S&P said the bonds represent direct, general, unconditional, unsecured and unsubordinated obligations of the Philippines (BBB+/Stable/A-2). They rank equally with the sovereign’s other unsecured and unsubordinated debt obligations.

“The rating is in line with Philippines’ ‘BBB’ Long-Term Foreign-Currency Issuer Default Rating [IDR], which has a stable outlook and was last affirmed on Nov. 10, 2023,” Fitch said in a statement.

The government’s budget deficit in 2023 reached P1.512 trillion ($28.2 billion), exceeding its target but lower than the previous year. Analysts expect the deficit to continue shrinking in 2024, reaching 5.5 percent of the gross domestic product compared to 6.2 percent in 2023.
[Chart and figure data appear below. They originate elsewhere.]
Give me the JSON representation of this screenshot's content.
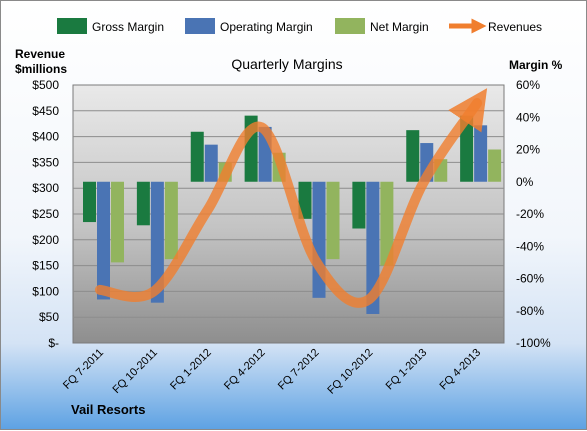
{
  "chart_data": {
    "type": "bar",
    "title": "Quarterly Margins",
    "company": "Vail Resorts",
    "categories": [
      "FQ 7-2011",
      "FQ 10-2011",
      "FQ 1-2012",
      "FQ 4-2012",
      "FQ 7-2012",
      "FQ 10-2012",
      "FQ 1-2013",
      "FQ 4-2013"
    ],
    "series": [
      {
        "name": "Gross Margin",
        "axis": "right",
        "color": "#1a7a40",
        "values": [
          -25,
          -27,
          31,
          41,
          -23,
          -29,
          32,
          41
        ]
      },
      {
        "name": "Operating Margin",
        "axis": "right",
        "color": "#4a74b4",
        "values": [
          -73,
          -75,
          23,
          34,
          -72,
          -82,
          24,
          35
        ]
      },
      {
        "name": "Net Margin",
        "axis": "right",
        "color": "#92b45e",
        "values": [
          -50,
          -48,
          12,
          18,
          -48,
          -52,
          14,
          20
        ]
      },
      {
        "name": "Revenues",
        "axis": "left",
        "type": "line",
        "color": "#f07e2e",
        "values": [
          103,
          100,
          258,
          418,
          160,
          85,
          310,
          465
        ]
      }
    ],
    "left_axis": {
      "label_line1": "Revenue",
      "label_line2": "$millions",
      "range": [
        0,
        500
      ],
      "ticks": [
        "$-",
        "$50",
        "$100",
        "$150",
        "$200",
        "$250",
        "$300",
        "$350",
        "$400",
        "$450",
        "$500"
      ]
    },
    "right_axis": {
      "label": "Margin %",
      "range": [
        -100,
        60
      ],
      "ticks": [
        "60%",
        "40%",
        "20%",
        "0%",
        "-20%",
        "-40%",
        "-60%",
        "-80%",
        "-100%"
      ]
    },
    "grid": true,
    "legend_position": "top"
  }
}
“We forecast the Philippine budget deficit to narrow from 6.2 percent of GDP in 2023 to 5.5 percent in 2024. This narrowing would mark the third consecutive year the budget shortfall shrinks, a reflection of the current administration’s push for fiscal consolidation,” BMI, a Fitch Solutions company, said.

The government’s total debt as of March 2024 stood at P14.93 trillion ($278.7 billion). This is a slight decrease from the previous month due to repayments of domestic debt. Of the total debt, around 31 percent came from external sources, while the remaining 69 percent was domestic debt.

Foreign debt amounted to P4.65 trillion as of end-March 2024, up 1 percent from the February 2024 level.

The increase resulted from the net availment of foreign loans amounting to P44.01 billion, as well as local currency depreciation which added to the valuation of US dollar-denominated debt by P7.05 billion.